Erdoğan, ‘Kürt sorunu’nda bazı adımları atamazsa ya da ‘asker sorunu’ndaki kadar kararlı ve yürekli davranamazsa, sivilleşme demokratikleşmeye yetmeyebilir de...

Mülkiye’den kıymetli hocam, eski dışişleri bakanlarından rahmetli Turan Güneş’in yeri geldikçe kullandığım bir sözü vardır:
“Briç kulübünde pişpirik oynanmaz!”
Turan Hoca’nın bu sözü Avrupa Birliği ve demokrasi bağlamındaydı.
Eğer AB’yi gerçekten istiyorsan, birinci sınıf demokrasi diyorsan, o zaman oyunu kuralına göre oynayacaktın.
“Benim özel koşullarım var, beni ikinci sınıf demokrasiyle idare edin” diye çamura yatmak olmazdı.
Hoca bunu sık sık anımsatırdı.
Ama Türkiye’de siyaset sınıfı uzun yıllar kendi kendini aldattı.
Tepesindeki ‘askeri vesayet’i kabullendi. Askerin darbelerle çizdiği ‘kırmızı çizgiler’in içindeki dar alanda oynadı.
Askerin devlet içindeki devlet gibi olan rolünden sadece kapalı kapılar arkasında yakınmakla yetindi.
Yani bizim siyaset sınıfı yıllar boyu briç niyetine pişpirik oynadı.

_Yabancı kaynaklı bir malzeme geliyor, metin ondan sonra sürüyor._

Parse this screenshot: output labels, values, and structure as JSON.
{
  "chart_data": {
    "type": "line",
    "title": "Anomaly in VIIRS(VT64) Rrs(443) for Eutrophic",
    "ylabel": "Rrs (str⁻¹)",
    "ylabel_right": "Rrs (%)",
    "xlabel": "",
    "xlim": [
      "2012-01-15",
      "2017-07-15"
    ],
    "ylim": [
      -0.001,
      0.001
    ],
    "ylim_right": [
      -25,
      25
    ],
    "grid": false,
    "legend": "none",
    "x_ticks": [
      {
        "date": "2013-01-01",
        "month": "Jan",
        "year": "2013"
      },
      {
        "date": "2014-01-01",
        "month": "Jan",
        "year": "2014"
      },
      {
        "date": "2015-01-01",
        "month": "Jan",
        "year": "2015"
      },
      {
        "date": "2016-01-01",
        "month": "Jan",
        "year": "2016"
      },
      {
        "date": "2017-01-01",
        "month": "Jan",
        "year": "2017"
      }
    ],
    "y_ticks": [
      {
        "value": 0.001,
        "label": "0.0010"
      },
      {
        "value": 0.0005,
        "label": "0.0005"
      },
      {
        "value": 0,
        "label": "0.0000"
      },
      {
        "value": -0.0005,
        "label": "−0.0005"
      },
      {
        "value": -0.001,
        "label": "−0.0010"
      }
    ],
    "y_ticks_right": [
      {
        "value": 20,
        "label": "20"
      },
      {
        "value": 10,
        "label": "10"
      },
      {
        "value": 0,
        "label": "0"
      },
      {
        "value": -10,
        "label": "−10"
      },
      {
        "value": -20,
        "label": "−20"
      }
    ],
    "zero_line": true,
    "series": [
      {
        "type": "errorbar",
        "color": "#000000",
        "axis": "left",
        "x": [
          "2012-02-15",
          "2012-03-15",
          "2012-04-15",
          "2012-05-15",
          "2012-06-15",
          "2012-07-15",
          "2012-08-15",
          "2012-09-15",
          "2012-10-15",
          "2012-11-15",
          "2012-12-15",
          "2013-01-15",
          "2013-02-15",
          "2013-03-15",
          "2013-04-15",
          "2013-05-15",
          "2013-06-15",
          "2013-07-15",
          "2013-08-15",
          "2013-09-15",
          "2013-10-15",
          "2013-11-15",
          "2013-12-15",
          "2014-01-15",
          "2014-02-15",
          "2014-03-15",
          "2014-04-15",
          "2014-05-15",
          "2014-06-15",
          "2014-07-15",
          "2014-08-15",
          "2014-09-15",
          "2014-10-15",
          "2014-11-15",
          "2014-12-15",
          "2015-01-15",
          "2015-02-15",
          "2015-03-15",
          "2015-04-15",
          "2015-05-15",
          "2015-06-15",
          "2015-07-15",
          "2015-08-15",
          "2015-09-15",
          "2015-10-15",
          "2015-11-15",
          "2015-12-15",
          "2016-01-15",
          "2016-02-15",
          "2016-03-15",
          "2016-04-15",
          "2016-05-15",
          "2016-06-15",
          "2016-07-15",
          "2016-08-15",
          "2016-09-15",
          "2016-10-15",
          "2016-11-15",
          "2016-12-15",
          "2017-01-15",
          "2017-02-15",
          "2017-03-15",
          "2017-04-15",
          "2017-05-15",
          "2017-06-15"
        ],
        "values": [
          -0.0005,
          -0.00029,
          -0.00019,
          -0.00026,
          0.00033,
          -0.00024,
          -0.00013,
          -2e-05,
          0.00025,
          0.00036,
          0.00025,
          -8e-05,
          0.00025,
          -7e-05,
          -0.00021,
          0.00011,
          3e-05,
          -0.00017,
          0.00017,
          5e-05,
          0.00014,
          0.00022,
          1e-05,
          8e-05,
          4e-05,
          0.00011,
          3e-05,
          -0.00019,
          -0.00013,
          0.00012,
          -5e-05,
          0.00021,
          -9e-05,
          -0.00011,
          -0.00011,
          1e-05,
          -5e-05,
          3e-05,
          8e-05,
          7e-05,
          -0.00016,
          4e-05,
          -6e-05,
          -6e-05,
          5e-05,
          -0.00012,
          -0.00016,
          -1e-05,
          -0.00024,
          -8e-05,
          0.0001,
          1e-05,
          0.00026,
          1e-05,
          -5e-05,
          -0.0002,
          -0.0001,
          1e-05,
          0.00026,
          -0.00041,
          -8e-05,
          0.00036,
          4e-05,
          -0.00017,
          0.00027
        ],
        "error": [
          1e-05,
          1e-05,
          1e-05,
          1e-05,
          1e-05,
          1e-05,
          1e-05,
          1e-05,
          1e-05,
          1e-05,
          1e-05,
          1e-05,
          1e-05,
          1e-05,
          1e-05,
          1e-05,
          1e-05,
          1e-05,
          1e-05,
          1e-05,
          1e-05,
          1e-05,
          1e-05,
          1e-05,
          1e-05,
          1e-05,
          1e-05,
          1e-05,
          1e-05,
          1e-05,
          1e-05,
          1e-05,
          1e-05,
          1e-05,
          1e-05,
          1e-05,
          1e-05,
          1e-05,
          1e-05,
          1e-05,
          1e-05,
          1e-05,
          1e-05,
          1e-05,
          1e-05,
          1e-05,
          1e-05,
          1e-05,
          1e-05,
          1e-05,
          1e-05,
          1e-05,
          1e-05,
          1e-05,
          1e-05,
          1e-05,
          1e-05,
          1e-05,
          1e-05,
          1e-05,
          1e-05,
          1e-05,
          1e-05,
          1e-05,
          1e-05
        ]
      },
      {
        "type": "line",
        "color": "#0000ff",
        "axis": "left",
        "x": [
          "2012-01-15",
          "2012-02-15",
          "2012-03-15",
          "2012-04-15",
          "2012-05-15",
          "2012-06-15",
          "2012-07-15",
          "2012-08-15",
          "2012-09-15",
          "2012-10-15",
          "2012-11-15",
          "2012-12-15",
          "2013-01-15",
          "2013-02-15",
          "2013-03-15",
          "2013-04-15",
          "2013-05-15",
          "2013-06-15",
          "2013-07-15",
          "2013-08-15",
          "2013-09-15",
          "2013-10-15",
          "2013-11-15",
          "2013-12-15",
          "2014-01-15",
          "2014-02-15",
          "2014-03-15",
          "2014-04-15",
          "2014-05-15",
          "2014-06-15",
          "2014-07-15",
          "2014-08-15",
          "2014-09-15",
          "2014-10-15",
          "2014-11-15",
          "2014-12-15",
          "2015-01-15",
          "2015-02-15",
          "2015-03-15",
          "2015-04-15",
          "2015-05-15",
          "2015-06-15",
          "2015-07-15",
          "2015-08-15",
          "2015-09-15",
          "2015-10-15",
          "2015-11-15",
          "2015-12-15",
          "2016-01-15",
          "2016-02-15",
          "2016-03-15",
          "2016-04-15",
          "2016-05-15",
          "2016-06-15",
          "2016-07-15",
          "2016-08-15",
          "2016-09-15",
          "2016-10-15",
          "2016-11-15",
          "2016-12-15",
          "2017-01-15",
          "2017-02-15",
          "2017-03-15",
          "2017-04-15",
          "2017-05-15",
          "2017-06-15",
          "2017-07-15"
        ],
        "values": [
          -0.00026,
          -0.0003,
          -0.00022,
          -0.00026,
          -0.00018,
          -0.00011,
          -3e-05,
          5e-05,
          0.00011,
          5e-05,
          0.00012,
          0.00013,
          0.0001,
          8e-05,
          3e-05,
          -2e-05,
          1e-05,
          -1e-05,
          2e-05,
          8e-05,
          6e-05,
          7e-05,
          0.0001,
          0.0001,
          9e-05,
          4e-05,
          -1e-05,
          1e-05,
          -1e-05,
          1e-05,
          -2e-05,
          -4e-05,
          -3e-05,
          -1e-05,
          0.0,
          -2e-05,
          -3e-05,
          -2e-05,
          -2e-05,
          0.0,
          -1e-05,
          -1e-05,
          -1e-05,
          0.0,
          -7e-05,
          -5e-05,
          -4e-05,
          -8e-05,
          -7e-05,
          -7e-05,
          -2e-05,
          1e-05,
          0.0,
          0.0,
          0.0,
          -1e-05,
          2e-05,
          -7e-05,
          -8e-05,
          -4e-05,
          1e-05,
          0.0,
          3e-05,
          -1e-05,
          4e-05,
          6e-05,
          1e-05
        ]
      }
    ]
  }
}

Bu durum, 2000’lerin başından itibaren, Ak Parti’nin seçimleri tek başına kazanması ve Tayyip Erdoğan-Abdullah Gül ikilisinin kararlılığıyla ağır ağır değişmeye başladı.
Sancılı bir süreçti bu.
Darbe tezgâhlarından geçtik.
Çankaya Savaşları yaşandı.
Siyasal cinayetler işlendi.
27 Nisan gibi muhtıralar verildi.  
Yargı düzeni, birçok olayda askerin son savunma hattı gibi davrandı ve 367 gibi hukuk skandalları yaşattı bu ülkeye.
Sanki asker ‘devlet içinde devlet’ti, sanki asker ‘eli silahlı bir siyasi parti’ydi.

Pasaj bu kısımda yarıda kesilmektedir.